Step 4: Cloudmask creation

For each Sentinel-2 .SAFE directory that was declared valid in the previous step, a binary cloudmask is created based on Scene Classification Layer.

Cloudmask creation works similarly with Landsat 8 but takes longer due to different file structure of cloudmask file.

Step 5: Calculating and extracting indices

For each Sentinel-2 .SAFE directory, the index calculation and extraction is done separately. The GeoDataframe is reprojected to match the EPSG code of rasterdata and filtered to only contain data within that Sentinel-2 tile. Then, vegetation index values (based on userinput --index) are calculated for the whole tile and resampled if necessary. The cloudmask from previous step is applied to each index/band.
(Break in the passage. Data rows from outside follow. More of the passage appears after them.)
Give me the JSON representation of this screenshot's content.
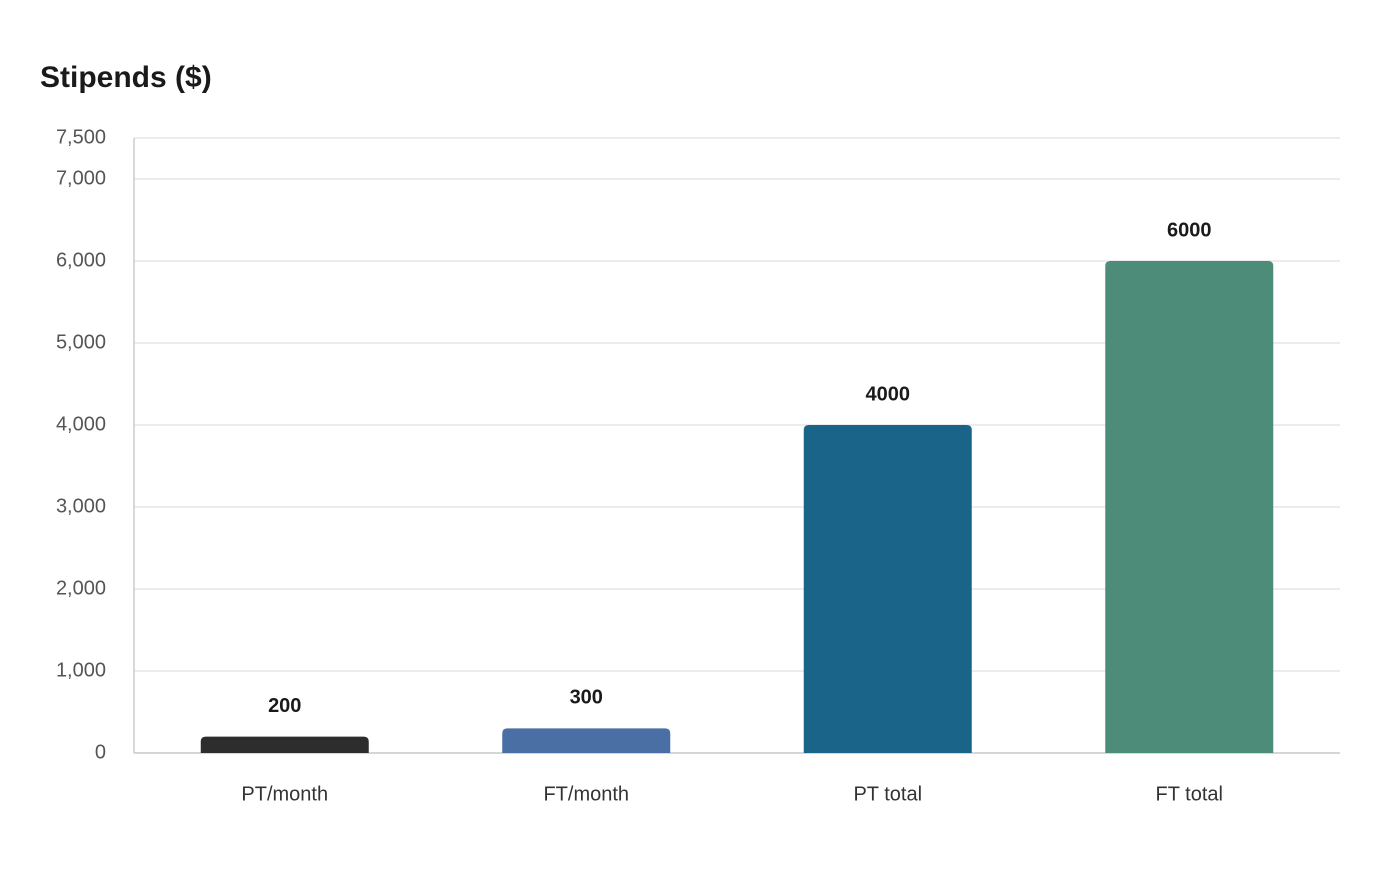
{
  "chart_data": {
    "type": "bar",
    "title": "Stipends ($)",
    "categories": [
      "PT/month",
      "FT/month",
      "PT total",
      "FT total"
    ],
    "values": [
      200,
      300,
      4000,
      6000
    ],
    "colors": [
      "#2d2d2d",
      "#4a6fa5",
      "#1a6389",
      "#4e8c7a"
    ],
    "ylim": [
      0,
      7500
    ],
    "yticks": [
      0,
      {
        "value": 1000,
        "label": "1,000"
      },
      {
        "value": 2000,
        "label": "2,000"
      },
      {
        "value": 3000,
        "label": "3,000"
      },
      {
        "value": 4000,
        "label": "4,000"
      },
      {
        "value": 5000,
        "label": "5,000"
      },
      {
        "value": 6000,
        "label": "6,000"
      },
      {
        "value": 7000,
        "label": "7,000"
      },
      {
        "value": 7500,
        "label": "7,500"
      }
    ],
    "grid": true
  }
}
With the awareness that it is not the best possible cloudmask, also external binary cloudmasks can be uploaded and used instead (using --external_cloudmask).

User-chosen zonal statistics are extracted in given format for each polygon feature from the cloudmasked index array. This step takes into account all pixels that touch the polygons boundary (this can be changed to ‘all pixels whose midpoint is within the polygons boundary’ by using --exclude_border). After extracting the zonal statistics, they will be written in given output formats.

Step parallelization

Steps 3-5 are individually parallelized with dask.delayed. In brief, validation for all .SAFE directories is parallelized, cloudmask creation is parallelized and index extraction is parallelized. The workflow moves from one parallelized step to another. In steps 3 and 4, number of processes consists of numbers of original rasterdata and valid rasterdata, respectively. In step 5, each index or band to be extracted forms their own process, making the total number of processes (number of valid .SAFEs) * (number of indices). For instance, with 3 indices from 5 valid safedirs, the total number of processes in step 5 would be 15.